Adidas has been making waves in the NFT space with a collection of footwear/bored ape crossover sales.
Demand was bound to be high among people who collect these things. As a result, Adidas tried to limit the number of sales to two per person. This is along the same lines as trying to prevent bid sniping on eBay, or ticket scalpers purchasing huge numbers of tickets then selling them on at huge profit. See also: console purchase shenanigans.
When the idea of scarcity is built into what you’re selling, it makes sense that you’d want to give anyone interested a fair chance to buy the item(s) on sale.

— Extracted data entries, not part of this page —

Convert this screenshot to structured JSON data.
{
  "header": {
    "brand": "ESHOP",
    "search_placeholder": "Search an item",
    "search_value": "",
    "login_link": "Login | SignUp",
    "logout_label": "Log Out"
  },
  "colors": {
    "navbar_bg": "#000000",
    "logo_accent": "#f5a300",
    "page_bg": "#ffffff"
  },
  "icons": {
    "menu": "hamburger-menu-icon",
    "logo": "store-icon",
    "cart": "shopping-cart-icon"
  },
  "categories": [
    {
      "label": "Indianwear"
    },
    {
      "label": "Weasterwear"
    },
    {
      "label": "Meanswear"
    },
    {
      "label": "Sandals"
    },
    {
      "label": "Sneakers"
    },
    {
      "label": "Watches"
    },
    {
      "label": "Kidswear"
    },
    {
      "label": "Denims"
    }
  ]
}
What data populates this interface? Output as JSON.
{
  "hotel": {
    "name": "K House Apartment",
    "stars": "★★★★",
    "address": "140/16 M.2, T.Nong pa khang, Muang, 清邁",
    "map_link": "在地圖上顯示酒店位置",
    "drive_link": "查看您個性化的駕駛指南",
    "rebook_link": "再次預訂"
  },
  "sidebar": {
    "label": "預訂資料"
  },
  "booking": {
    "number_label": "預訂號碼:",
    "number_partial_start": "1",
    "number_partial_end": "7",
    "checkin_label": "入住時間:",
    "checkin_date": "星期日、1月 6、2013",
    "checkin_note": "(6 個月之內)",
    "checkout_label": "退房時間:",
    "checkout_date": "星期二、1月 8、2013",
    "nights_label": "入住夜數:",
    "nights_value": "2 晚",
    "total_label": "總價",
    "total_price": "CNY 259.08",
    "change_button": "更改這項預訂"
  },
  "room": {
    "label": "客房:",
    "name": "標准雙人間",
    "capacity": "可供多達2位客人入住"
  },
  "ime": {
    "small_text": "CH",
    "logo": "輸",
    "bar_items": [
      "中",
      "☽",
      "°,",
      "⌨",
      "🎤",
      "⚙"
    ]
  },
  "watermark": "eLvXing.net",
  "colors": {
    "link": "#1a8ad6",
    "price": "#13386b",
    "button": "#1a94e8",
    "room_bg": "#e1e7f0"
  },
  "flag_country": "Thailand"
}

Unfortunately, as with all the best laid plans, things went sideways very quickly once the sale opened. When you see what approximates to an apology thread, you know something’s gone wrong. The question is: what?
Let the bidding begin
When an NFT sale opens, people have to bid to obtain their desired NFT and pay a gas fee. This fee can go up or down, but they may be higher or lower depending on supply and demand when you make your payment. The fee itself is needed to compensate for the processing required to make the transaction. There are also numerous ways to avoid higher fees.
Drafting up a contract
Smart contracts in the NFT space are how people know who owns what after an NFT has been created.
Someone looking to bypass the two item limit created a custom smart contract, which fired up an additional 165 subcontracts to make additional purchases. That’s 330 NFTs purchased at a cost of around $350,000 for gas fees and purchase price, which could easily have gone wrong. As annoying as this is for anyone who lost out on fees, the thing which really interested me in the replies of woe was this:
Customer support scammers move to new realms
Someone dived into the complaints claiming to be “Adidas Originals Support”, eager to help anyone fretting about lost money. Sadly, all is not as it seemed.
This is Adidas Original Support.
We are sorry for any inconveniences so far.
Kindly send a direct message; our best team will attend to you to ensure it is fixed ASAP.
Well, it looks convincing. For one thing, it has a blue ape in a yellow hat for a profile pic. Nobody would pretend to be a fake ape in a yellow hat, would they?
You bet they would. This is the customer support scam we’ve seen many times down the years. It started out targeting FIFA gamers in need of assistance. People doing it realised they could make more money jumping into customer support chats between banks and their customers.
We’ve seen this scam deployed against users of Trust Wallet just this year.
In it for the long run
It stands to reason we’d see this approach work its way over to the NFT space eventually. There’s simply too much speculative money being thrown around to resist. If we had to guess, the scammer would eventually ask for wallet credentials. If you lose your wallet in this way, you’re almost certainly never getting it back again.
The account sending the message has since been suspended by Twitter. However, it’s incredibly easy to set up bogus profiles and we expect to see this one happening a lot more. If a supposedly official account ends up in your replies after something goes wrong, check it has a verified profile. If it doesn’t, there’s a very good chance something may be amiss. As I said earlier: if you lose your wallet in this way, it’s probably gone for good.
Keep your friends close, your monkey jpegs closer, and your cryptowallets closest of all.